SEPUTARSULUTNEWS, Kotamobagu—
Kembali lagi institusi Polri Tercoreng pasca terjadinya dugaan Penganiayaan Terhadap Mantan Bupati Boltim Sehan Salim Landjar “Dihadapan” Kapolres Kotamobagu AKBP Irham Halid. Bagaimana tidak sejumlah netizen mempertanyakan keberadaanya dalam pertemuan antara mantan Bupati Boltim Sehan Landjar dan buronan Mabes Polri AK alias Ali Kenter kini hangat jadi perbicangan publik.

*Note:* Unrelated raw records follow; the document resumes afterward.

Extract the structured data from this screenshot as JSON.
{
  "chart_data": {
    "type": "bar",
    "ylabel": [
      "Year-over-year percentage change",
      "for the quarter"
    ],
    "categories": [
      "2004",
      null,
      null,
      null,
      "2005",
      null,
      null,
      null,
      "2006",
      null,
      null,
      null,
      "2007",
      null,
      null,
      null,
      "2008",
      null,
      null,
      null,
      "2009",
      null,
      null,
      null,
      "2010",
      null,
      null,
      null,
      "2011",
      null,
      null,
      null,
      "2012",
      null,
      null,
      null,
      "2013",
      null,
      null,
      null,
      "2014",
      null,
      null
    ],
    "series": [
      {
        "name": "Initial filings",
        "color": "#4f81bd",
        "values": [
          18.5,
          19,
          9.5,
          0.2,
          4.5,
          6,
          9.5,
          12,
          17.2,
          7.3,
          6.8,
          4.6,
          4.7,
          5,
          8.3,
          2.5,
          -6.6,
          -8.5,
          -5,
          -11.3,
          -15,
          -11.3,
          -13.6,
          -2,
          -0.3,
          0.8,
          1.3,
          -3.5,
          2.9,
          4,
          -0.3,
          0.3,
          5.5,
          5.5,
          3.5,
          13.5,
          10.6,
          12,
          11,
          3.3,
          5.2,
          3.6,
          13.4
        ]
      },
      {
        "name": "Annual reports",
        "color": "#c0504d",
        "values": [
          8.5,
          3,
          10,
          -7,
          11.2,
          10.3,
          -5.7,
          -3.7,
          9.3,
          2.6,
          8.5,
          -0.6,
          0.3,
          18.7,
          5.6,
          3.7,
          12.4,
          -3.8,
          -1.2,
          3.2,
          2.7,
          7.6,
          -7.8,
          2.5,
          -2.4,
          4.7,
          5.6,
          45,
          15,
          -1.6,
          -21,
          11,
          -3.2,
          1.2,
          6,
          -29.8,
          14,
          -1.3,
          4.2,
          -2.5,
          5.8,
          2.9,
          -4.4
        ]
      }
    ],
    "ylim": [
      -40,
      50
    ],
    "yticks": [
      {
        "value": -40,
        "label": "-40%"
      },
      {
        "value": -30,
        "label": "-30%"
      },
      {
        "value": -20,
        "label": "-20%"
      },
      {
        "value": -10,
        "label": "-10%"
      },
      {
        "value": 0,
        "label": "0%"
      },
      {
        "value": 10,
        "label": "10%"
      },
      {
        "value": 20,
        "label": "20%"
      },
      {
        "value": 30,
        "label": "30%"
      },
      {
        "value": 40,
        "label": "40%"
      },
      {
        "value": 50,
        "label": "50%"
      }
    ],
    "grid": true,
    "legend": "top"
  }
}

“Ada apa ditubuh Polri ? Kapolres Kotamobagu harus bertanggungjawab atas peristiwa pidana yg terjadi. Harusnya sebagai aparat penegak hukum dapat menghentikan langkah pelaku membuat perbuatan pidana bukan malah di biarkan terkesan Kapolres Kotamobagu ini keberpihakannya terhadap alken sangat kental pasanyal Isyu Isyu di luar beliau ini orgnya alken apalagi santer di masyarakat bahwa dia sangat dekat dengan alken bahkan katanya dia tinggal di salah satu rumah alken di wilayah sinindian benar tidaknya ini harus di kroscek lebih detail karena setau saya Kapolres itu punya rumah dinas. Saya menduga adanya Main Mata, bagaimana tidak sebelumnya AKBP Irham Halid merupakan Kapolres Boltim dimana usaha tambang alken ada di wilayah Boltim dan mereka sudah dekat sejak lama sejak masih Kapolres Boltim jadi tidak ada salahnya jika masyarakat berasumsi bahwa Kapolres itu orangnya alken hal ini terbukti dengan persitiwa pidana yang terjadi dimana mantanbupati Boltim di aniaya di depan Kapolres. Ini sangat jelas keberpihakannya. Oleh karna itu saya meminta kepada kapolri untuk evaluasi Kapolres Kotamobagu karna dapat menurunkan citra polisi. Kapolres wajib berkawan dengan siapa saja namun harus juga menjaga wibawa bukan malah di atur atur sama bos tambang” Ujar salah seorang Aktivis Hendra Jacob.
Sementara itu Kapolres Kotamobagu AKBP Irham Halid ketika dikonfirmasi tidak menampik adanya kejadian tersebut.
“Yaa benar, pada hari Rabu (29/12/2021) sekitar pukul 23.30 Wita bertempat di rumah milik tersangka, di Kelurahan Tumobui, Kotamobagu, SSL Digigit oleh Pelaku AK yang saat kejadian saya sedang berada didalam kamar mandi, Saat ini tersangka AJ alias AK sudah diamankan dan dilakukan penahanan di Polda Sulut, Tersangka diduga melanggar Pasal 351 KUHP ayat 1 dan 2 dengan ancaman hukuman 2 tahun 8 bulan penjara, dan jika perbuatannya menjadikan luka berat maka dihukum dengan hukuman penjara maksimal 5 tahun”singkat Kapolres yang dihubungi melalui Via Telepon Whatsappnya.
Sementara itu Kapolda Sulut Irjen Pol Mulyatno didampingi Kabid Humas Polda Sulut Kombes Pol Jules Abraham Abast, Kabidpropam Kombespol Marlin Tawas dan Dirreskrimum Kombes Pol Gani Siahaan saat keterangan pers pada Jumat (31/12/2021) sore, membenarkan peristiwa dugaan penganiayaan tersebut.